3.0お金とは、そして人間とは。身につまされる異色のヒューマンドラマ。

2018年10月24日
PCから投稿

悲しい

知的

難しい

【賛否両論チェック】
賛:消えた大金と親友を探し奔走する主人公の姿を通して、「お金」というものの本質を問うていく内容が深い。人間関係をも変えてしまうお金の怖さや、それ故の本当の意味での友情等、味わい深い人間ドラマが観られるのも魅力。
否:ストーリーそのものはかなり現実離れしているので、リアリティはない。クセのある登場人物達も、好き嫌いが分かれるところか。

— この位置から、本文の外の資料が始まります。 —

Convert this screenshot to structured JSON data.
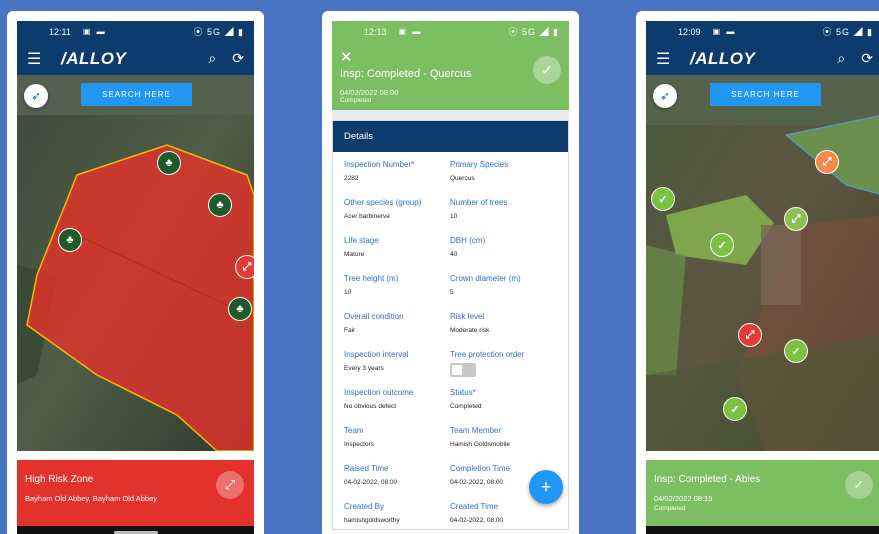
{
  "phone1": {
    "status": {
      "time": "12:11",
      "icons": "▣ ▬",
      "right": "⦿ 5G ◢ ▮"
    },
    "appbar": {
      "logo": "/ALLOY",
      "menu_icon": "hamburger-icon",
      "search_icon": "search-icon",
      "sync_icon": "sync-icon"
    },
    "map": {
      "search_label": "SEARCH HERE"
    },
    "card": {
      "title": "High Risk Zone",
      "subtitle": "Bayham Old Abbey, Bayham Old Abbey"
    }
  },
  "phone2": {
    "status": {
      "time": "12:13",
      "icons": "▣ ▬",
      "right": "⦿ 5G ◢ ▮"
    },
    "header": {
      "title": "Insp: Completed - Quercus",
      "date": "04/02/2022 08:00",
      "status": "Completed"
    },
    "details_title": "Details",
    "fields": [
      {
        "label": "Inspection Number*",
        "value": "2282"
      },
      {
        "label": "Primary Species",
        "value": "Quercus"
      },
      {
        "label": "Other species (group)",
        "value": "Acer barbinerve"
      },
      {
        "label": "Number of trees",
        "value": "10"
      },
      {
        "label": "Life stage",
        "value": "Mature"
      },
      {
        "label": "DBH (cm)",
        "value": "40"
      },
      {
        "label": "Tree height (m)",
        "value": "10"
      },
      {
        "label": "Crown diameter (m)",
        "value": "5"
      },
      {
        "label": "Overall condition",
        "value": "Fair"
      },
      {
        "label": "Risk level",
        "value": "Moderate risk"
      },
      {
        "label": "Inspection interval",
        "value": "Every 3 years"
      },
      {
        "label": "Tree protection order",
        "value": ""
      },
      {
        "label": "Inspection outcome",
        "value": "No obvious defect"
      },
      {
        "label": "Status*",
        "value": "Completed"
      },
      {
        "label": "Team",
        "value": "Inspectors"
      },
      {
        "label": "Team Member",
        "value": "Hamish Goldsmobile"
      },
      {
        "label": "Raised Time",
        "value": "04-02-2022, 08:00"
      },
      {
        "label": "Completion Time",
        "value": "04-02-2022, 08:00"
      },
      {
        "label": "Created By",
        "value": "hamishgoldsworthy"
      },
      {
        "label": "Created Time",
        "value": "04-02-2022, 08:00"
      }
    ],
    "fab_label": "+"
  },
  "phone3": {
    "status": {
      "time": "12:09",
      "icons": "▣ ▬",
      "right": "⦿ 5G ◢ ▮"
    },
    "appbar": {
      "logo": "/ALLOY"
    },
    "map": {
      "search_label": "SEARCH HERE"
    },
    "card": {
      "title": "Insp: Completed - Abies",
      "date": "04/02/2022 08:15",
      "status": "Completed"
    }
  },
  "colors": {
    "navy": "#0d3b6e",
    "green": "#7cbf63",
    "red": "#e3322b",
    "blue": "#2196f3",
    "background": "#4a73c2"
  }
}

 親友と大金が一夜にして消え、必死でその行方を探す主人公・一男。その過程で彼が出逢う、ひと癖もふた癖もある登場人物達との関わりを通して、一男のお金に対する考え方が変わっていく姿に、観ている側もお金について、改めて考えさせられてしまいます。個人的には、藤原竜也さん演じるマネーセミナーの教祖・千住の
「人類はお金を崇める宗教を信じさせられている。」
という言葉や、沢尻エリカさん演じる大金を隠す主婦・十和子の
「人に値段ってあるんだな。」
というセリフが印象的でした。
 そしてそんな一男自身ですら、手にした大金で家族を呼び戻そうとしていたり、一男と九十九が大学時代に訪れたモロッコでの一件等、大切な人々との関係性の中でも、お金が切っても切れないものであることを痛感させられるようです。
 親しかった人々との関係や、己の人生をも激変させてしまう。そんな「お金」というものの存在意義について、否が応でも考えさせられるような、そんな作品に仕上がっています。